Can an employer deduct money from an employee’s paycheck?

Illinois law severely restricts when an employer can deduct money from an employee’s paycheck, even if the employee owes property or money to the employer. We’ve broken down the law for you and can help with a number of employment issues, which you can read more about here. The Illinois Department of Labor  also provides a nice summary of the rules and frequently asked questions here.

The gist

In general, deductions from an employee’s pay can only be made:

  • When required by law (such as taxes);
  • When it benefits the employee (such as health insurance premiums, union dues, etc.)
  • To comply with a valid wage assignment or wage deduction order (such as automatic child support or maintenance payments)
  • With the express written consent of the employee, given when the deduction is made.
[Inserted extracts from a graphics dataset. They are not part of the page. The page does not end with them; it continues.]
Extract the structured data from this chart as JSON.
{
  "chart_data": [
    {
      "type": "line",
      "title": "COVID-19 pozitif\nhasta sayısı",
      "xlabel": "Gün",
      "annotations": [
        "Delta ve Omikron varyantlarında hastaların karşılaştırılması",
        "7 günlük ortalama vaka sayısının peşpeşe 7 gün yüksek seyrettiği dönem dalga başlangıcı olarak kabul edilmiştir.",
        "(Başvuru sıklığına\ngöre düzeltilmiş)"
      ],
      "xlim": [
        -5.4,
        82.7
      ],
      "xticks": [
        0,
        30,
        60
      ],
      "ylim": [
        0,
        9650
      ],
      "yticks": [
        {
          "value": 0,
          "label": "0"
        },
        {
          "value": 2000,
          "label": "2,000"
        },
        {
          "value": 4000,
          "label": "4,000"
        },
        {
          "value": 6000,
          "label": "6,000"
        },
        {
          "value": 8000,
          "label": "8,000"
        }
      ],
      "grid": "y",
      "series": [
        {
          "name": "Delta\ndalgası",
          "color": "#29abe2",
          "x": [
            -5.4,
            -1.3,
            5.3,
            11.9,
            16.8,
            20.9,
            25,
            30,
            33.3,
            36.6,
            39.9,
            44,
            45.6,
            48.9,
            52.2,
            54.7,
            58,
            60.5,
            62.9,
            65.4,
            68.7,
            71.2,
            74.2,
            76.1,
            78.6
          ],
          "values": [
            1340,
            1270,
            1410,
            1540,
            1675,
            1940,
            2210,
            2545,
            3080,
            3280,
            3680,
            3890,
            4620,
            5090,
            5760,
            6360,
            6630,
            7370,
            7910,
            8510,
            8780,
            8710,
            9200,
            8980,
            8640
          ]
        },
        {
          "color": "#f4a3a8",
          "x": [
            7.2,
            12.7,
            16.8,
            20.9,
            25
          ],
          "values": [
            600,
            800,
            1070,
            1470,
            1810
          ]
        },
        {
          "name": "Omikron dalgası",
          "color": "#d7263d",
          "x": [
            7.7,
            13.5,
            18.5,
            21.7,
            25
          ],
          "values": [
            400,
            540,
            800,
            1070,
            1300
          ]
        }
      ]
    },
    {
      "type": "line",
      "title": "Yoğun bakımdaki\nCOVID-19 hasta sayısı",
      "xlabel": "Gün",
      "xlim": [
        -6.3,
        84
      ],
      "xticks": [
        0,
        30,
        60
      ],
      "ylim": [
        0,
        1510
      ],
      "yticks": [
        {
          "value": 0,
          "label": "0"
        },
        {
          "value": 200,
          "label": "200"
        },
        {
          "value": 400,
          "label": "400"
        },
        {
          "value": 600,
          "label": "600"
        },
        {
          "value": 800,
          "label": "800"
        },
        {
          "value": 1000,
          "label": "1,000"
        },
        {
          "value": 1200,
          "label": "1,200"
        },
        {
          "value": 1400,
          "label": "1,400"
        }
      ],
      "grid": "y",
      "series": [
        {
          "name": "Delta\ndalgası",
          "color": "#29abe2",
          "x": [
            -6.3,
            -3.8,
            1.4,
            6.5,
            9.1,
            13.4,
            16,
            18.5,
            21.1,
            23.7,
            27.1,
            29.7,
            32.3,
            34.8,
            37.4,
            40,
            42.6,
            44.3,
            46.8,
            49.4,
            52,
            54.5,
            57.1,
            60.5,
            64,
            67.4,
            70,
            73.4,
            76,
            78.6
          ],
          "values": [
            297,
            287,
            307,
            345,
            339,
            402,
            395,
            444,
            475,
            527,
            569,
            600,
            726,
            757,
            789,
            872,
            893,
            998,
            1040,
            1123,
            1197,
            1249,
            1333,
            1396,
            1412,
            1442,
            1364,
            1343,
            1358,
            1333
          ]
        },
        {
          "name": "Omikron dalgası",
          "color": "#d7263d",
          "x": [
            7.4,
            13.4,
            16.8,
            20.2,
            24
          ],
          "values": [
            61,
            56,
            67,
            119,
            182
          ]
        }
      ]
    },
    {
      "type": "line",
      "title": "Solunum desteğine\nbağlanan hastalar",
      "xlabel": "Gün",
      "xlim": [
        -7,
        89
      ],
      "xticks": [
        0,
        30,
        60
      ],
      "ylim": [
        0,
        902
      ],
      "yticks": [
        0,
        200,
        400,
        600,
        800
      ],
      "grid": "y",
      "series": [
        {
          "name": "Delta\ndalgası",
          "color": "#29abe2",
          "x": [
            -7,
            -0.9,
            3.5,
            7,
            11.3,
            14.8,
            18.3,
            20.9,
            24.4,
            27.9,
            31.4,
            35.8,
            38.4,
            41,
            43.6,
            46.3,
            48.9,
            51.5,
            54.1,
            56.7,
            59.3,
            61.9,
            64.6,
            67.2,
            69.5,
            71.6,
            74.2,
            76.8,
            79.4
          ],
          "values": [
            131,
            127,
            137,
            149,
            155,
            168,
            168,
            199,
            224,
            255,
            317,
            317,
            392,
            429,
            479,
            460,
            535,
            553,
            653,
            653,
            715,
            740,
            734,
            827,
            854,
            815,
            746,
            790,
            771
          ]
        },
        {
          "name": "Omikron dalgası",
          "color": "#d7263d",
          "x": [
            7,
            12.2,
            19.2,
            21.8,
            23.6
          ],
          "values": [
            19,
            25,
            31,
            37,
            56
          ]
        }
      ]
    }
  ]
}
This issue often comes up when an employer has terminated an employee, and the employee has yet to return some property of the employer (such as keys, building access cards, laptops, etc.) The specific law (820 ILCS 115/9) states:

“In no case shall an employer withhold all or part of the final compensation due an employee while the employer awaits return of property in the possession of the employee unless the employee’s express written consent is given freely at the time the deduction is made.”

Employers are also barred from deducting money from an employee’s paycheck for cash or inventory shortages, or for equipment or property damages (unless, of course, the employee gives written consent when the deduction is made).

How much can an employer deduct?

Even when a deduction is allowed, the law caps the amount that an employer can legally withhold. Employers are limited to the lesser of the following amounts::

  1. 15% of your gross wages; or
  2. The amount of disposable income (or the federal minimum wage if it’s greater than the Illinois minimum wage) multiplied by 45. In other words, the state cannot leave the employee with less than 45 times the state minimum wage as weekly take-home pay.

This law often becomes relevant when a creditor is enforcing a valid judgment against a person. In such a case, the creditor can force the debtor’s employer to withhold wages from their paycheck, but the withheld wages cannot exceed these limits.